Once home, Clutterbuck is also looking forward to catching up Te Akau staff members Paul Richards (father of Jamie) and Tracy Collis.

Richards, who won 1073 races, including 44 stakes wins, has a close association. He rode for Pat Corboy, the father of Karen Clutterbuck, and famous for training Grey Way to win 51 races from Washdyke, Timaru. Richards was born in Waimate, apprenticed to Rex Cochrane, Gore, and became stable rider for Brian Anderton at White Robe Lodge, Mosgiel, while Clutterbuck was born in Mosgiel.

Te Akau stable foreman Tracy Collis was apprenticed to Clutterbuck and started her riding career in 1997 with a win aboard Wake Forest (Cache of Gold), who was trained by Clutterbuck to win the 1999 New Zealand Cup (Gr. 2, 3200m), ridden by Noel Harris. Collis had 85 wins as a jockey and trained 18 winners with a small team at Awapuni. 

“Paul was a really good jockey and Tracy spent five years with us, so I'm looking forward to catching up with them,” he said. “They're both very good workers and conscientious and Te Akau are lucky to have people like them. 

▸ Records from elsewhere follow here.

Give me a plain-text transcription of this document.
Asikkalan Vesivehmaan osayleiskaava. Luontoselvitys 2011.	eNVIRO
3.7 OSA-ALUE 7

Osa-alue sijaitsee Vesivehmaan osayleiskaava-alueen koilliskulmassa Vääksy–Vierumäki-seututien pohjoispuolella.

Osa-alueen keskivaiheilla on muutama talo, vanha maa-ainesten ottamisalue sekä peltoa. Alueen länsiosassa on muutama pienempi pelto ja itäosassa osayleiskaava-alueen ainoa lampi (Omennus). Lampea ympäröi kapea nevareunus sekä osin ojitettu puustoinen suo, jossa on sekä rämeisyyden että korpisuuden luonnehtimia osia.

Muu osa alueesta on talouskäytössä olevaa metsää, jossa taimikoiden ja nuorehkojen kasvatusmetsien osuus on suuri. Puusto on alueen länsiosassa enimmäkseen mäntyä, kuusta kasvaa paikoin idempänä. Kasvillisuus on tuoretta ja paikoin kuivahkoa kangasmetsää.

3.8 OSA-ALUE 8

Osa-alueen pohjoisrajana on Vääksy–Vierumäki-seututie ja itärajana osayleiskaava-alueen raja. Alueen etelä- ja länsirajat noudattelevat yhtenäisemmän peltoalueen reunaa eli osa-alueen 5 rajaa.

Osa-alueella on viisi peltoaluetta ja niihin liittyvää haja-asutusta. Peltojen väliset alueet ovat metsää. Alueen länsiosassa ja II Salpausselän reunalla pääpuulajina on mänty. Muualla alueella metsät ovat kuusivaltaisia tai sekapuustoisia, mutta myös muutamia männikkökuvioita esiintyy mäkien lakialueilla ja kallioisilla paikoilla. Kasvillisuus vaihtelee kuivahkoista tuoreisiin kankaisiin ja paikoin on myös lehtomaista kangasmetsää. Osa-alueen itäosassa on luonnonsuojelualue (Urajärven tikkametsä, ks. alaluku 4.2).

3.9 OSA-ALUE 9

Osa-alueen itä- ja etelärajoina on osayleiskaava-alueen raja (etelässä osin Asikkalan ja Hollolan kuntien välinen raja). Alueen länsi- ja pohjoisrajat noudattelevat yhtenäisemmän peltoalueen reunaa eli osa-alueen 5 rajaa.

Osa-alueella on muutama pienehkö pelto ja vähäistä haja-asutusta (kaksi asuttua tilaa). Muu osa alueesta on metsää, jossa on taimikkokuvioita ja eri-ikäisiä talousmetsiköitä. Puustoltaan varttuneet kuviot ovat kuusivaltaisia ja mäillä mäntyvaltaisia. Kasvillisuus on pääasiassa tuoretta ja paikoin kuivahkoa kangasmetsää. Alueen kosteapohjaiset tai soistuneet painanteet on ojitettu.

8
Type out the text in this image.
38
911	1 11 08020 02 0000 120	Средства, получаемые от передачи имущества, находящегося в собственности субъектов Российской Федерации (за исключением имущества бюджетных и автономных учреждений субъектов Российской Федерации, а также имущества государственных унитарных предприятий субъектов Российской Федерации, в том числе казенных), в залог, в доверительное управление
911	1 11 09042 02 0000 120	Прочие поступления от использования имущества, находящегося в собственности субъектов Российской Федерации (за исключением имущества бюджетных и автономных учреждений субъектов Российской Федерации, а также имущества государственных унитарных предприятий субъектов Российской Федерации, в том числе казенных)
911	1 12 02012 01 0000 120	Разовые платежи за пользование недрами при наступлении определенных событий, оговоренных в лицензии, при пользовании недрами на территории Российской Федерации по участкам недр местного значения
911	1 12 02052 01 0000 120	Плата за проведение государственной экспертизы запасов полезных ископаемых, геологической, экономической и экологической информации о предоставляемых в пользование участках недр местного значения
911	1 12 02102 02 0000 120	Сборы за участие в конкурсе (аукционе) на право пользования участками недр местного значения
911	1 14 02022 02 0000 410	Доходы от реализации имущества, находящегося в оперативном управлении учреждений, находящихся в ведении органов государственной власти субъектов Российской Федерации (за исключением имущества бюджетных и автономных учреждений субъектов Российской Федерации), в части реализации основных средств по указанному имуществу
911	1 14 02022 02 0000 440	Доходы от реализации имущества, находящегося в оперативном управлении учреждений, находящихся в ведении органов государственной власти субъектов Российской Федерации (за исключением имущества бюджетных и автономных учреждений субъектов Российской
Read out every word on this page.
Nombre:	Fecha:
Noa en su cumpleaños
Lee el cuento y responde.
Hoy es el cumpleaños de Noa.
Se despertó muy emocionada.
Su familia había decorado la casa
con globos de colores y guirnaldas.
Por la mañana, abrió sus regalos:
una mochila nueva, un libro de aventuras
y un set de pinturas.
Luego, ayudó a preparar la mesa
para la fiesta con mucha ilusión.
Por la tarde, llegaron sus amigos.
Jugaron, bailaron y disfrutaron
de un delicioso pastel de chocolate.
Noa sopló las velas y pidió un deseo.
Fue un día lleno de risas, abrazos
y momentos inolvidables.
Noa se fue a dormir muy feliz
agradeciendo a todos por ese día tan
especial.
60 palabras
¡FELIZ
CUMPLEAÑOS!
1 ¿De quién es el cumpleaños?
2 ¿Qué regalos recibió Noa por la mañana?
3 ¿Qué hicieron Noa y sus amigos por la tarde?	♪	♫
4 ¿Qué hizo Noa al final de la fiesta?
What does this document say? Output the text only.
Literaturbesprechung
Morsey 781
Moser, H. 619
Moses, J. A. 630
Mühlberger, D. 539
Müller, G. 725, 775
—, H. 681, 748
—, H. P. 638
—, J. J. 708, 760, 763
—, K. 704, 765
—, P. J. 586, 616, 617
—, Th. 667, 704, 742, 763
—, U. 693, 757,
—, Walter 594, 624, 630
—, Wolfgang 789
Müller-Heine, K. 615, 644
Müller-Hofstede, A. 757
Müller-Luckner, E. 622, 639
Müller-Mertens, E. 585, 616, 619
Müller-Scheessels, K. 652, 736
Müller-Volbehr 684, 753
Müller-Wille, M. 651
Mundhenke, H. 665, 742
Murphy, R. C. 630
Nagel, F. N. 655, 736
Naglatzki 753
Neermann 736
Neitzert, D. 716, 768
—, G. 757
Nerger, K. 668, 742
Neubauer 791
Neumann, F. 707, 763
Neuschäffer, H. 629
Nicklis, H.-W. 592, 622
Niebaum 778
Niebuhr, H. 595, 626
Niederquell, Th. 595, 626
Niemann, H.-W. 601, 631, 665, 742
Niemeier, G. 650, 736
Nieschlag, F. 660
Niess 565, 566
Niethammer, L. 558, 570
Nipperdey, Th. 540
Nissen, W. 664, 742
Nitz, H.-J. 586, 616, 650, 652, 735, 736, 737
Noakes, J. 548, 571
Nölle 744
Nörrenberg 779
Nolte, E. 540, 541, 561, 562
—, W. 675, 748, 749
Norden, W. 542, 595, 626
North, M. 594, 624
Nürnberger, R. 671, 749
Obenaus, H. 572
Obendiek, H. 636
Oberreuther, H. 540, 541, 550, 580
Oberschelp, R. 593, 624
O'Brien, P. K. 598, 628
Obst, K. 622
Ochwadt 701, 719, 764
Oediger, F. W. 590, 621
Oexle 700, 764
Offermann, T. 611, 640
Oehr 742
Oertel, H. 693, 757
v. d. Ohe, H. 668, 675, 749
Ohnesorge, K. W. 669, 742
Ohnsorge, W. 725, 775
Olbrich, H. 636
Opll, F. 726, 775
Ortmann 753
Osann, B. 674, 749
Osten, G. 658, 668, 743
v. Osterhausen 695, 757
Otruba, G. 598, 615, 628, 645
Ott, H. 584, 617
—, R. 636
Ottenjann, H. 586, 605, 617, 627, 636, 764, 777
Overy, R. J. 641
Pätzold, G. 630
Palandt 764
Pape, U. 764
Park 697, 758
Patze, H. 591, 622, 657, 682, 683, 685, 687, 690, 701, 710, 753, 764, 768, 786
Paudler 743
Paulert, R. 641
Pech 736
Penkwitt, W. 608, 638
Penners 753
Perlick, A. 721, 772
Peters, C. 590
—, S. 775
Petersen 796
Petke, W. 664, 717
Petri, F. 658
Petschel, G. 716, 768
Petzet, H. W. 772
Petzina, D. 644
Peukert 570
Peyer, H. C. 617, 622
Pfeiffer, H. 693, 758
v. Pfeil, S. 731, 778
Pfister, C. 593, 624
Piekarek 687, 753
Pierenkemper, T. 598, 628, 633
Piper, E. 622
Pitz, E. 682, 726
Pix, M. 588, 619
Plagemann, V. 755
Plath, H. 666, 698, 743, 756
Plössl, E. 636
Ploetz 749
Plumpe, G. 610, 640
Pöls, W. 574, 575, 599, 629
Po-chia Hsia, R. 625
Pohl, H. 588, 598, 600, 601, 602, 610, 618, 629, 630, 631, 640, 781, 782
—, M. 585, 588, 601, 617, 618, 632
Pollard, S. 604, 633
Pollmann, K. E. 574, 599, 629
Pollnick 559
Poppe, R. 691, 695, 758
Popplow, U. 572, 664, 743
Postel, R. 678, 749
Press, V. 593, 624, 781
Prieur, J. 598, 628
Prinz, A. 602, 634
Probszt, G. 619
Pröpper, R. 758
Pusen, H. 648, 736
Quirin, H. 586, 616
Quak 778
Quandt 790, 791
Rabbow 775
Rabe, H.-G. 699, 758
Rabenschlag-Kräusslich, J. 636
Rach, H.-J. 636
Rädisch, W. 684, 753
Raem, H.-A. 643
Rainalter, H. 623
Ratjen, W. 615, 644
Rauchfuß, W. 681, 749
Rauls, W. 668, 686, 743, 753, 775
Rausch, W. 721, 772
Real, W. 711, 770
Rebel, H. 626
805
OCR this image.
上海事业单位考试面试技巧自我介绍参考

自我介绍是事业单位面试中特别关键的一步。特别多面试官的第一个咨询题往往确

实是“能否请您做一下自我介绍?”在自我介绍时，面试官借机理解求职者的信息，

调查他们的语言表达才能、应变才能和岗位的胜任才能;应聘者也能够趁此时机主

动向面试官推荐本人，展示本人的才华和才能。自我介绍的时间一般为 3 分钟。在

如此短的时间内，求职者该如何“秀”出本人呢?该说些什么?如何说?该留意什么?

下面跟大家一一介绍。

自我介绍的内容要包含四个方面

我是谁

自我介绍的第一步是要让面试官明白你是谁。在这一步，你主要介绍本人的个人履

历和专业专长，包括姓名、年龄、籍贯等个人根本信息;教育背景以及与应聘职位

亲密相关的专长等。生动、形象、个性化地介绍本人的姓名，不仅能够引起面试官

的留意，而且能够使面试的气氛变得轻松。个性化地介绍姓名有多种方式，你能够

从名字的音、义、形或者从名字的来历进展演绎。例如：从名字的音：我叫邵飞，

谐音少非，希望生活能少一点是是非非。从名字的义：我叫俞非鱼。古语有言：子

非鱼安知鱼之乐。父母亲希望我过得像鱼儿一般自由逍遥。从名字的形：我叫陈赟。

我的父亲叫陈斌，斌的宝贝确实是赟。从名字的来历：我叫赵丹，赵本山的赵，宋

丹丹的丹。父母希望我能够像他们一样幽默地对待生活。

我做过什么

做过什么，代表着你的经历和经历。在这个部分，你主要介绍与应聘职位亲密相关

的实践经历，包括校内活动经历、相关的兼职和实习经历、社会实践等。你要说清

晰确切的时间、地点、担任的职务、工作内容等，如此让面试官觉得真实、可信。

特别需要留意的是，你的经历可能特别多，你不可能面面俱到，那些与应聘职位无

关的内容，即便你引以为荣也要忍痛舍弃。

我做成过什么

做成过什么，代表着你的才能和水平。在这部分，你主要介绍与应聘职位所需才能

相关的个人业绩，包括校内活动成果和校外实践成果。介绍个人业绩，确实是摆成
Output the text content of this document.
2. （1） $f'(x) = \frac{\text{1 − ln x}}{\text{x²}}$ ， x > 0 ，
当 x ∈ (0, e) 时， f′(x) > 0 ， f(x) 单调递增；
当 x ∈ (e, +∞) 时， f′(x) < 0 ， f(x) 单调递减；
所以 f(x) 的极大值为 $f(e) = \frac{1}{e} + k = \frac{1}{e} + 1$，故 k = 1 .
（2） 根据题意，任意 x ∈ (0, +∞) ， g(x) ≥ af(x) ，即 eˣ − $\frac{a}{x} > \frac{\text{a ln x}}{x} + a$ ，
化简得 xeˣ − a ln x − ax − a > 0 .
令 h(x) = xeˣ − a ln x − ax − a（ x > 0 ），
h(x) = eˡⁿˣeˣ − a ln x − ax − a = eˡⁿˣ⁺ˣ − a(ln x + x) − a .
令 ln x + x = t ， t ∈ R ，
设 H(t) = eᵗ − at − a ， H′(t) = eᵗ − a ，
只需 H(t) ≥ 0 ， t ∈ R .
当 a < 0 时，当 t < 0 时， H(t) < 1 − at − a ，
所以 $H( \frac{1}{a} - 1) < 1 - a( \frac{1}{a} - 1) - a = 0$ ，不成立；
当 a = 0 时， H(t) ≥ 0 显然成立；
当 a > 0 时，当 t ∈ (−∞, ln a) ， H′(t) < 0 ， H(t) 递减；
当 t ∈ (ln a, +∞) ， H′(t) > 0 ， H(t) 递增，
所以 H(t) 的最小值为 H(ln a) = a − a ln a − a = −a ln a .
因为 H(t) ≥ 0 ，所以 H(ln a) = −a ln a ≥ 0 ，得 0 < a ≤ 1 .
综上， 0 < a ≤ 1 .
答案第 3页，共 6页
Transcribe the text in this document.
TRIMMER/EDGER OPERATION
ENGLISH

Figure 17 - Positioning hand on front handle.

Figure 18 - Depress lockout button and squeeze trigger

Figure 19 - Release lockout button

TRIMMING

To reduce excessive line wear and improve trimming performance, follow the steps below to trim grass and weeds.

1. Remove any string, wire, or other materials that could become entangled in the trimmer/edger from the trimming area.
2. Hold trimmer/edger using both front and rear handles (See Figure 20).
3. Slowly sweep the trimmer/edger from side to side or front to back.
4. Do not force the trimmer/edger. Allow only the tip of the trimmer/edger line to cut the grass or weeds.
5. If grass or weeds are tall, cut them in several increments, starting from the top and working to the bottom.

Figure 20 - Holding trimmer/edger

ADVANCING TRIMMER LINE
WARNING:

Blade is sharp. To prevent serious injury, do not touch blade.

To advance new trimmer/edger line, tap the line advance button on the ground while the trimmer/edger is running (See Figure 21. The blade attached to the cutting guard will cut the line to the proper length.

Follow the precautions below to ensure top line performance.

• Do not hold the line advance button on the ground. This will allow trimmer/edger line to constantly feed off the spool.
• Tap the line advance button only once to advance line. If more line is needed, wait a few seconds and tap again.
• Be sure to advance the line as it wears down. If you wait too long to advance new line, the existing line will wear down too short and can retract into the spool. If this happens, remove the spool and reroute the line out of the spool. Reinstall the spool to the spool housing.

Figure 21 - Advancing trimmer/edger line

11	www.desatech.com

“I gave Paul his last winning ride on a mare we trained for Waikato Stud called Heads Or Tales (Tale of the Cat), at Riccarton . After the race, he got off the horse, shook my hand, and said: “That's it, I'm going to retire”. There was no fuss, and that was that.”

During his time training for Te Akau at Rangiora, Clutterbuck had a bevy of champions under his care during major racing carnivals: Champion 3YO, Champion Sprinter/Miler, and Horse of the Year King's Chapel (King of Kings), Champion 2YO Maroofity (Maroof), Champion 2YO & 3YO, Champion Sprinter/Miler, and Champion Stallion Darci Brahma (Danehill), NZB Filly of the Year Shikoba (Chief Bearhart), Champion 3YO, NZB Filly of the Year, Champion Middle Distance, and Champion Stayer Princess Coup (Encosta De Lago), and NZB Filly of the Year King's Rose (Redoute's Choice).

For trainer Mark Walker, having someone with the horsemanship of Clutterbuck provided terrific reassurance that the horses were in good hands and their relationship has continued to 18 years.

“Obviously, Gus and Karen have been a huge part of the operation and Gus was a great trainer in his own right,” he said. “They came up here from day one when we established the Singapore base, and I've been very fortunate to have them both to work with.


“It's been a remarkable time together and it's a bit sad that it's all coming to an end. And, I suppose, when you look back at it, 18 years has gone very quickly. But not everything can go forever. 

“They've been invaluable to the success. To have won eight premierships together is pretty special and Gus and Karen have been a massive part of that, whether it was in New Zealand or Singapore. 

“We've never had a argument and I think that shows the respect we have for each other, and it certainly wasn't easy starting here from ground zero and building it up. There is added pressure because the betting is so important in Asia, but that also adds to the adrenaline rush too.

“Karen does all the office accounts and when we had the Village Stable here she used to run a little stable down there, and it was the amazing the amount of horses you'd put in her section and the extra love and attention turned some of their careers around in the latter stages of their life. 

“Gus has been a terrific sounding board over the years, as well. Even when I was training at Matamata I used to ring Gus about a horse I was having a problem with and have a chat to him about it. You just can't beat experience in this game.” 

We salute Gus and Karen for their loyalty and their amazing friendship - it is a relationship that has been rockfish and solid for over 20 years and will continue!